On view through the summer at Schantz Galleries in Stockbridge, Massachusetts, is an exhibition of new work from Richard Royal, one of the pioneers of the Studio Glass movement. Three years in development, Royal’s latest body of work is a geometric series that achieves a larger scale and features a commanding palette of primary colors. After 11 years of developing a process and system, Royal’s geometric series is playful but structurally complex, with titles offering homages to famous figures in art and architecture.
Royal uses a unique mold-blown technique which allows him to construct large-scale pieces through modular molds, dealer Jim Schantz told the Glass Quarterly Hot Sheet in a telephone interview. This process, which took years to develop, came out of a natural way of building, and draws from various geometric aspects of nature.
Royal started this process of gluing larger pieces of glass together eleven years ago, which he said he came to after noticing geometric patterns in nature. “Pretty soon you start looking around and see all this geometry,” Royal said in a telephone interview with Glass. Taking note from the systematic process used in nature, Royal created organic forms through geometry, combining rigidity and spontaneity.
“It takes a long time to glue these together, it could take weeks to make a piece, which means I’m always working on several at a time,” Royal told Glass in a telephone interview. Due to this lengthy process, Royal said he approaches work in a “contemplative, intuitive way.”
This specific technique gives Royal the freedom to build, assemble, and design a piece over a longer time frame. “He’s really enjoying this process where he can design sculpturally,” Schantz said. The drama that stems from large-scale work is not unique to Royal— Dale Chihuly, for example, has worked on a larger scale for years, and with bright colors — but, “Richard has developed a way of working that is quite different in its approach,” Schantz said.

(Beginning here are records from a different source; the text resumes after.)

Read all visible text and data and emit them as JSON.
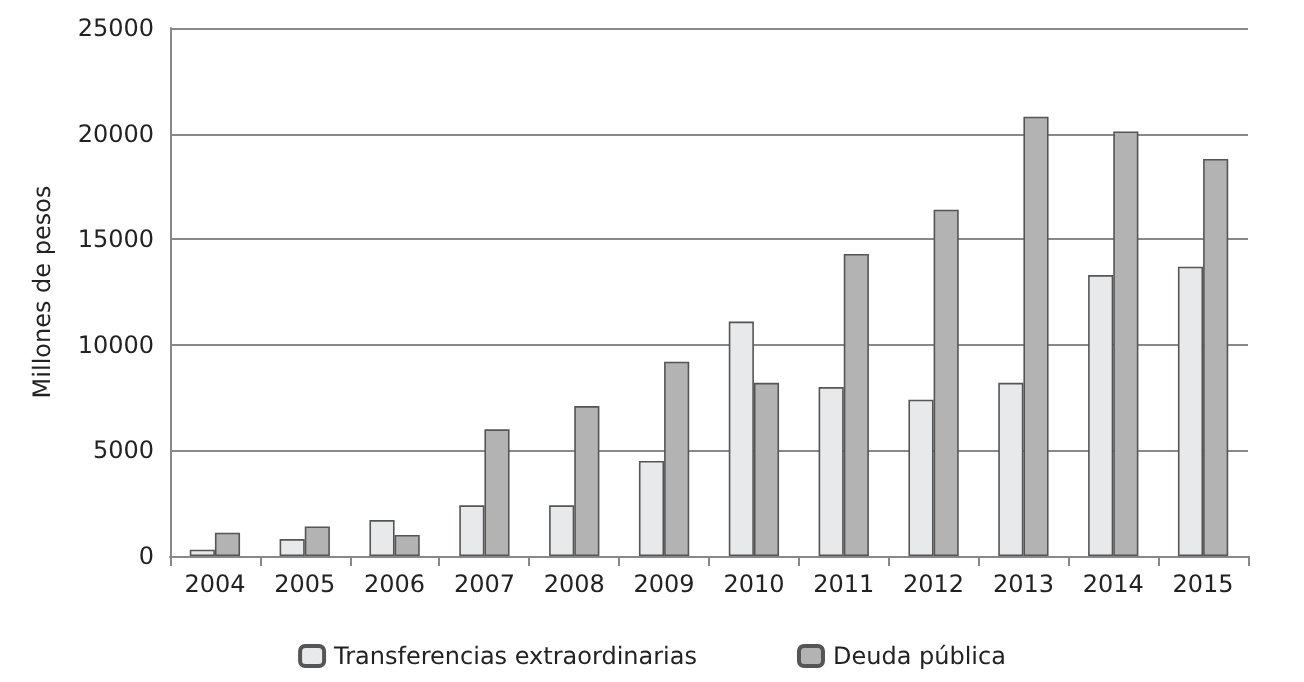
{
  "chart_data": {
    "type": "bar",
    "ylabel": "Millones de pesos",
    "categories": [
      "2004",
      "2005",
      "2006",
      "2007",
      "2008",
      "2009",
      "2010",
      "2011",
      "2012",
      "2013",
      "2014",
      "2015"
    ],
    "series": [
      {
        "name": "Transferencias extraordinarias",
        "color": "#e8e9eb",
        "values": [
          300,
          800,
          1700,
          2400,
          2400,
          4500,
          11100,
          8000,
          7400,
          8200,
          13300,
          13700
        ]
      },
      {
        "name": "Deuda pública",
        "color": "#b3b3b3",
        "values": [
          1100,
          1400,
          1000,
          6000,
          7100,
          9200,
          8200,
          14300,
          16400,
          20800,
          20100,
          18800
        ]
      }
    ],
    "ylim": [
      0,
      25000
    ],
    "yticks": [
      0,
      5000,
      10000,
      15000,
      20000,
      25000
    ],
    "grid": "y",
    "legend": "bottom"
  }
}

Specifically, the large scale of the pieces work to engage the environment and architecture, going beyond the mere physicality of an object on a pedestal.
“He has made that jump from the pedestal to the entire room environment with this work because of the scale and the freedom it affords him to relate to the space,” Schantz said.
While Royal has been an influential glass blower, especially in the glass community in Seattle, his latest evolution has taken his work in a promising new direction.
The large scale of the work in itself allows Royal to “investigate sculpture,” Schantz said, which is evident in pieces such as Geo Calder Homage, which is constructed from variously colored pyramidal forms. The work shows the freedom of movement and ideas new techniques afforded Royal. By emphasizing form throughout, the work creates a layered narrative for how structure can emerge foremost.
Working mostly with primary colors throughout the "Fractal" series, there is a pure and amusing character to the works. In Ode to Mondrian, Royal takes note from the reductive elements in painter Mondrian’s work, which was simplistically constructed of primary colors and geometric shapes, just like in Royal’s work.
The primary color palette found in the geometric series was used to emphasize the forms and sculptural elements. “I didn’t want to lose sight of forms by splashing color on the work,” Royal said.
Referencing Ode to Mondrian, Royal said that, while he tries to have some sort of historical influence, he wants to bring fresh ideas forth.
Working on a large scale is riskier, involving more time and resources than a smaller scale would. While a bigger investment, working larger has afforded Royal opportunity to let elements like structure and color take over the pieces. “Royal found his way to enter into the world [of large-scale work].”
Royal’s work loosely constructs a narrative of free movement and colorful exploration. The spontaneity in the investigation of shape as well as the simplified color palette brings forth fluidity and purposeful movement through space.
Yet, the geometric series has not reached completion. Royal said there’s still more to find in geometry, and he’s going to push forward to see what’s next. “Where it takes me I’m not really sure,” Royal said. “I keep trying to change things up.” Revisiting processes from the 1980s, Royal said he’s repurposing past ideas to see how it can meet his geometric techniques.